Centre for Data Intensive Sciences and Applications

Welcome to the February PhD-seminar 2023


When? Friday February 3rd 14.00-16.00
Where? D1172 or via zoom, the link will be sent out to those who register
Registration? Register via this link https://forms.gle/t1D3iHkC6mocidQF6 no later than February 1st.

14.00 – 14.10 Welcome and practical information from Welf Löwe
14.10 – 14.55 Presentation and discussion: Digital twin development at Volvo CE (VCE) for Wheel loaders (WLO) –Manoranjan Kumar, Volvo
14.55 – 15.05 Coffee break
15.05 – 15.50 Presentation and discussion – Design and Analysis of Self-Protection: Adaptive Security for Software-Intensive Systems – Charilos Skandylas; LNU
15.50 – 16.00 Sum up and plan for our next seminar on March 3rd


Digital twin development at Volvo CE (VCE) for Wheel loaders (WLO) –Manoranjan Kumar, Volvo CE
In recent years, numerous advancements have been made in technology related to IOT, data visualization, and simulation. Therefore, VCE has decided to develop the digital twin model of Wheel loaders to support and understand the customers need. This decision comes with opportunities and challenges. The success of digital twin depends on a minimum of data being extracted from real machines allowing still estimates of complete vehicle usages using the simulations. Those simulations can be data driven or physics based. VCE’s Digital twin platform supports the developments of hardware as well as software for Digital twins (DT) including:

  • WLO usage DT: Logs of WLO capture the behaviors of drivers and what kind of materials they are handling and classifies the driving styles using machine learning.
  • WLO DT: Complete vehicle simulations of WLOs using the physical properties of different components. The simulation also captures the different controls and path followings. The simulation is “twinned” with the loads measured in real machines. Good correlations are observed for different kinds of driving behaviors.
  • EGR DT: Exhaust gar recirculation (EGR) clogging can be monitored in different types of construction machines using online and offline machine learning approaches.

More information about the research project: https://lnu.se/en/research/research-projects/doctoral-project-digital-twin-developments-within-volvo-ce/

Design and Analysis of Self-Protection: Adaptive Security for Software-Intensive Systems – Charilos Skandylas, LNU
Today’s software landscape features a high degree of complexity, frequent changes in requirements and stakeholder goals, and uncertainty. Therefore, in the corresponding threat landscape cybersecurity attacks are a common occurrence, and their consequences are often severe. Self-adaptive systems have been proposed to mitigate the complexity and frequent degree of change by adapting at run-time to deal with situations not known at design time. They, however, are not immune to attacks, as they themselves suffer from high degrees of complexity and uncertainty. Therefore, suitable software systems that can dynamically defend themselves from adversaries are required. Such systems are called self-protecting systems and aim to identify, analyze and mitigate threats autonomously.

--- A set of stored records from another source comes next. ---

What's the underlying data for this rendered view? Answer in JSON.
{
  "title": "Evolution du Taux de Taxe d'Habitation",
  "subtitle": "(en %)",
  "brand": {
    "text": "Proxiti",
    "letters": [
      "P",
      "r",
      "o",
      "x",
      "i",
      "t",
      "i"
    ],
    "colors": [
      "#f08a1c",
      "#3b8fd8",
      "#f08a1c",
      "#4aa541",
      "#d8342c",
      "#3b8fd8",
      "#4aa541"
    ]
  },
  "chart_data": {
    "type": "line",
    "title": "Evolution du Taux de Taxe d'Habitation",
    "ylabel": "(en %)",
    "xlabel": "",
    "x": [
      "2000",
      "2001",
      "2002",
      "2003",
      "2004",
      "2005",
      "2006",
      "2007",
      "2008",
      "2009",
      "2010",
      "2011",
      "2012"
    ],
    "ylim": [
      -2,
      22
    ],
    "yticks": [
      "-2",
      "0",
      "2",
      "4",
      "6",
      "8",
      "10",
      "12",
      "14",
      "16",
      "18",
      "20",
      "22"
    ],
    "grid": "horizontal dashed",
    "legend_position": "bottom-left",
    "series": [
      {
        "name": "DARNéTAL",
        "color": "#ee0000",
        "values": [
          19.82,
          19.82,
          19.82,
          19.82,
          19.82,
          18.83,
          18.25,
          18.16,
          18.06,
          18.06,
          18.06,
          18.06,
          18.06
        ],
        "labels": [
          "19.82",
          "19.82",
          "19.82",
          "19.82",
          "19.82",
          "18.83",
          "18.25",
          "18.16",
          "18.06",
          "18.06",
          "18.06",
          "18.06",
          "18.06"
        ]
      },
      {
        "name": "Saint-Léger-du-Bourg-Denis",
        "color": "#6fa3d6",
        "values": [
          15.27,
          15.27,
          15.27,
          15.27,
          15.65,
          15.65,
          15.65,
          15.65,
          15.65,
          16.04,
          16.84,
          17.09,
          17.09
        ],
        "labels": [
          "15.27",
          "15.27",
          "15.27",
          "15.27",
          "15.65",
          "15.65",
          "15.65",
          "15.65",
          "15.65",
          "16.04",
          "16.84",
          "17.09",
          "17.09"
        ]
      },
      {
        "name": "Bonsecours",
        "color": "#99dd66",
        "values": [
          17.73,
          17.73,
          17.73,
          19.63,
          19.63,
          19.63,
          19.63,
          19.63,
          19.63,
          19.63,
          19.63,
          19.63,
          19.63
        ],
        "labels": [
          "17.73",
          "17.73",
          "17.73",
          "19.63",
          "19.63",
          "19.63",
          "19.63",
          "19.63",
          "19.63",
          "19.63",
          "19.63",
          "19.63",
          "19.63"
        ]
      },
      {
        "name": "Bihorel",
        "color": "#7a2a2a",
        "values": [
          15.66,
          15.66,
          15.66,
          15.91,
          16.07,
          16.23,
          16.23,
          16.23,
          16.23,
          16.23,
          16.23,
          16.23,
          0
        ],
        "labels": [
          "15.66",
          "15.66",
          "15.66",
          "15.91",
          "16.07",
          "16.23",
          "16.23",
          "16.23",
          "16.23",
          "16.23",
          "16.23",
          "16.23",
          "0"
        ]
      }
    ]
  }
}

This presentation will discuss approaches with the goal of providing software systems with self-protection capabilities in two parts. The first part aims to enhance the security of architecture-based self-adaptive systems and equip them with self-protection capabilities. Both proactive and reactive self-protection techniques will be discussed. Proactive techniques aim to protect a software system by accurately analyzing its current and future security relevant behaviour and steering the system towards the most secure behavior, minimizing the attack surface. Reactive techniques provide self-protection to an architecture based self-adaptive system via effective countermeasure selection at runtime. In the second part, we extend a classical decentralized information flow control model by incorporating trust and adding adaptation capabilities that allow a full decentralized, open system system to identify security threats and self-organize to maximize the average trust between the system entities while maintaining the security policies of each of the system’s entities.